Another source I'm using in Crucible research is The Salem Witch Trials Reader, edited by Frances Hill. In the first half of the book, she tells the story of the unpleasantness in 17th-century Puritan Essex County solely with excerpts from primary sources. These include books and broadsides, letters, and court records—though not of the actual Court of Oyer and Terminer. Those papers have been lost.

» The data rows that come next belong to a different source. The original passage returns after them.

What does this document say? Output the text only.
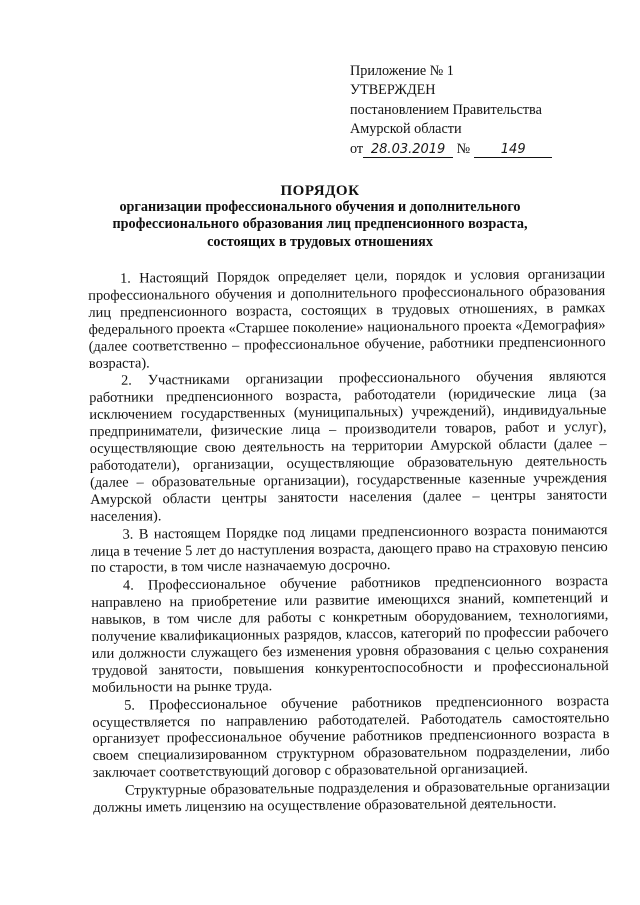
Приложение № 1
УТВЕРЖДЕН
постановлением Правительства
Амурской области
от 28.03.2019 № 149
ПОРЯДОК
организации профессионального обучения и дополнительного профессионального образования лиц предпенсионного возраста, состоящих в трудовых отношениях

1. Настоящий Порядок определяет цели, порядок и условия организации профессионального обучения и дополнительного профессионального образования лиц предпенсионного возраста, состоящих в трудовых отношениях, в рамках федерального проекта «Старшее поколение» национального проекта «Демография» (далее соответственно – профессиональное обучение, работники предпенсионного возраста).

2. Участниками организации профессионального обучения являются работники предпенсионного возраста, работодатели (юридические лица (за исключением государственных (муниципальных) учреждений), индивидуальные предприниматели, физические лица – производители товаров, работ и услуг), осуществляющие свою деятельность на территории Амурской области (далее – работодатели), организации, осуществляющие образовательную деятельность (далее – образовательные организации), государственные казенные учреждения Амурской области центры занятости населения (далее – центры занятости населения).

3. В настоящем Порядке под лицами предпенсионного возраста понимаются лица в течение 5 лет до наступления возраста, дающего право на страховую пенсию по старости, в том числе назначаемую досрочно.

4. Профессиональное обучение работников предпенсионного возраста направлено на приобретение или развитие имеющихся знаний, компетенций и навыков, в том числе для работы с конкретным оборудованием, технологиями, получение квалификационных разрядов, классов, категорий по профессии рабочего или должности служащего без изменения уровня образования с целью сохранения трудовой занятости, повышения конкурентоспособности и профессиональной мобильности на рынке труда.

5. Профессиональное обучение работников предпенсионного возраста осуществляется по направлению работодателей. Работодатель самостоятельно организует профессиональное обучение работников предпенсионного возраста в своем специализированном структурном образовательном подразделении, либо заключает соответствующий договор с образовательной организацией.

Структурные образовательные подразделения и образовательные организации должны иметь лицензию на осуществление образовательной деятельности.
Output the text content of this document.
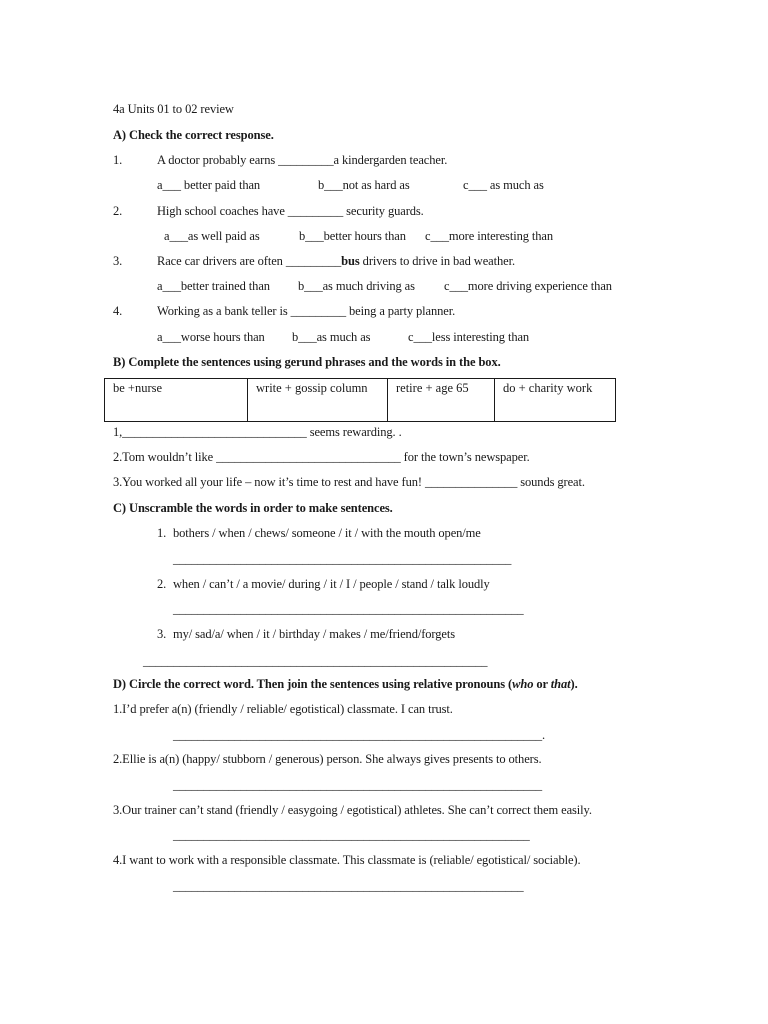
4a Units 01 to 02 review
A) Check the correct response.
1.	A doctor probably earns _________a kindergarden teacher.
a___ better paid than	b___not as hard as	c___ as much as
2.	High school coaches have _________ security guards.
a___as well paid as	b___better hours than c___more interesting than
3.	Race car drivers are often _________bus drivers to drive in bad weather.
a___better trained than b___as much driving as c___more driving experience than
4.	Working as a bank teller is _________ being a party planner.
a___worse hours than b___as much as	c___less interesting than
B) Complete the sentences using gerund phrases and the words in the box.
be +nurse	write + gossip column	retire + age 65	do + charity work
1,______________________________ seems rewarding. .
2.Tom wouldn’t like ______________________________ for the town’s newspaper.
3.You worked all your life – now it’s time to rest and have fun! _______________ sounds great.
C) Unscramble the words in order to make sentences.
1. bothers / when / chews/ someone / it / with the mouth open/me
_______________________________________________________
2. when / can’t / a movie/ during / it / I / people / stand / talk loudly
_________________________________________________________
3. my/ sad/a/ when / it / birthday / makes / me/friend/forgets
________________________________________________________
D) Circle the correct word. Then join the sentences using relative pronouns (who or that).
1.I’d prefer a(n) (friendly / reliable/ egotistical) classmate. I can trust.
____________________________________________________________.
2.Ellie is a(n) (happy/ stubborn / generous) person. She always gives presents to others.
____________________________________________________________
3.Our trainer can’t stand (friendly / easygoing / egotistical) athletes. She can’t correct them easily.
__________________________________________________________
4.I want to work with a responsible classmate. This classmate is (reliable/ egotistical/ sociable).
_________________________________________________________
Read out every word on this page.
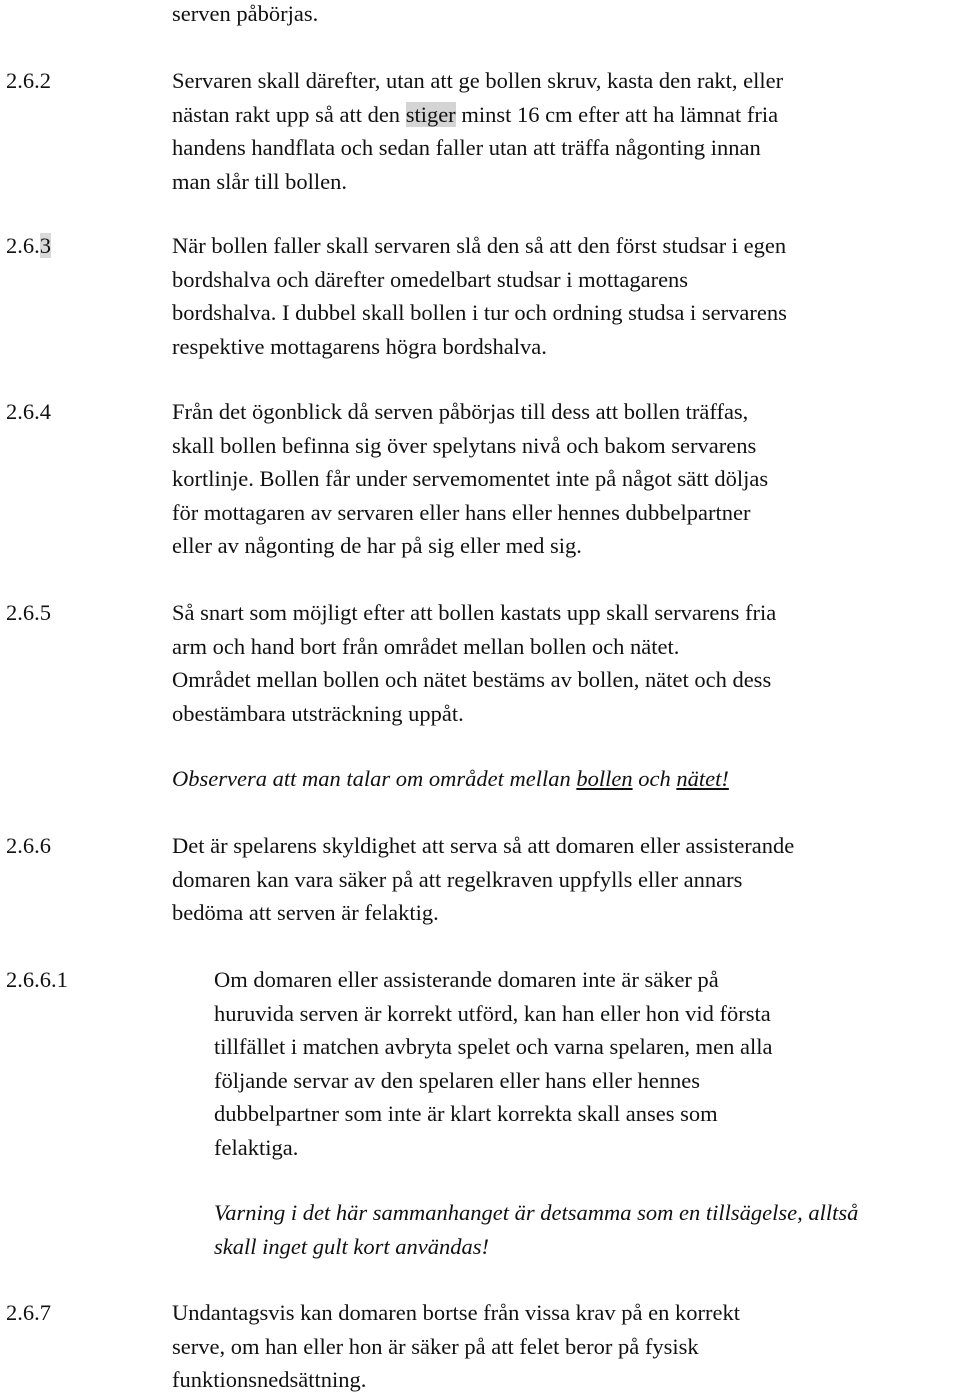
serven påbörjas.
2.6.2	Servaren skall därefter, utan att ge bollen skruv, kasta den rakt, eller
nästan rakt upp så att den stiger minst 16 cm efter att ha lämnat fria
handens handflata och sedan faller utan att träffa någonting innan
man slår till bollen.
2.6.3	När bollen faller skall servaren slå den så att den först studsar i egen
bordshalva och därefter omedelbart studsar i mottagarens
bordshalva. I dubbel skall bollen i tur och ordning studsa i servarens
respektive mottagarens högra bordshalva.
2.6.4	Från det ögonblick då serven påbörjas till dess att bollen träffas,
skall bollen befinna sig över spelytans nivå och bakom servarens
kortlinje. Bollen får under servemomentet inte på något sätt döljas
för mottagaren av servaren eller hans eller hennes dubbelpartner
eller av någonting de har på sig eller med sig.
2.6.5	Så snart som möjligt efter att bollen kastats upp skall servarens fria
arm och hand bort från området mellan bollen och nätet.
Området mellan bollen och nätet bestäms av bollen, nätet och dess
obestämbara utsträckning uppåt.
Observera att man talar om området mellan bollen och nätet!
2.6.6	Det är spelarens skyldighet att serva så att domaren eller assisterande
domaren kan vara säker på att regelkraven uppfylls eller annars
bedöma att serven är felaktig.
2.6.6.1	Om domaren eller assisterande domaren inte är säker på
huruvida serven är korrekt utförd, kan han eller hon vid första
tillfället i matchen avbryta spelet och varna spelaren, men alla
följande servar av den spelaren eller hans eller hennes
dubbelpartner som inte är klart korrekta skall anses som
felaktiga.
Varning i det här sammanhanget är detsamma som en tillsägelse, alltså
skall inget gult kort användas!
2.6.7	Undantagsvis kan domaren bortse från vissa krav på en korrekt
serve, om han eller hon är säker på att felet beror på fysisk
funktionsnedsättning.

Thomas Brattle wrote the following letter in October, 1692, (as Hill puts it), to an unknown correspondent, "probably with a view to its being circulated in manuscript and influencing" Governor Phipps and the General Court (the colonial governing body). Brattle was a businessman, mathematician, and astronomer, and his letter was a plea for rationalistic interpretation of the strange phenomena in Salem. One hard-nosed point of his nearly touches sarcasm, concerning the examination of an accused witch's body for a "witches' teat":
[The accused] are searched by a jury; and as to some of them, the jury brought in, that on such or such a place there was a preternatural excrescence.
And I wonder what person there is, whether man or woman, of whom it cannot be said but that, in some part of their body or other, there is a preternatural excrescence.
The term is a very general and inclusive term.
(Hill, p. 90)
Or, as I explained to Leta, if you're going into court to be tried as a witch, pop your pimples first.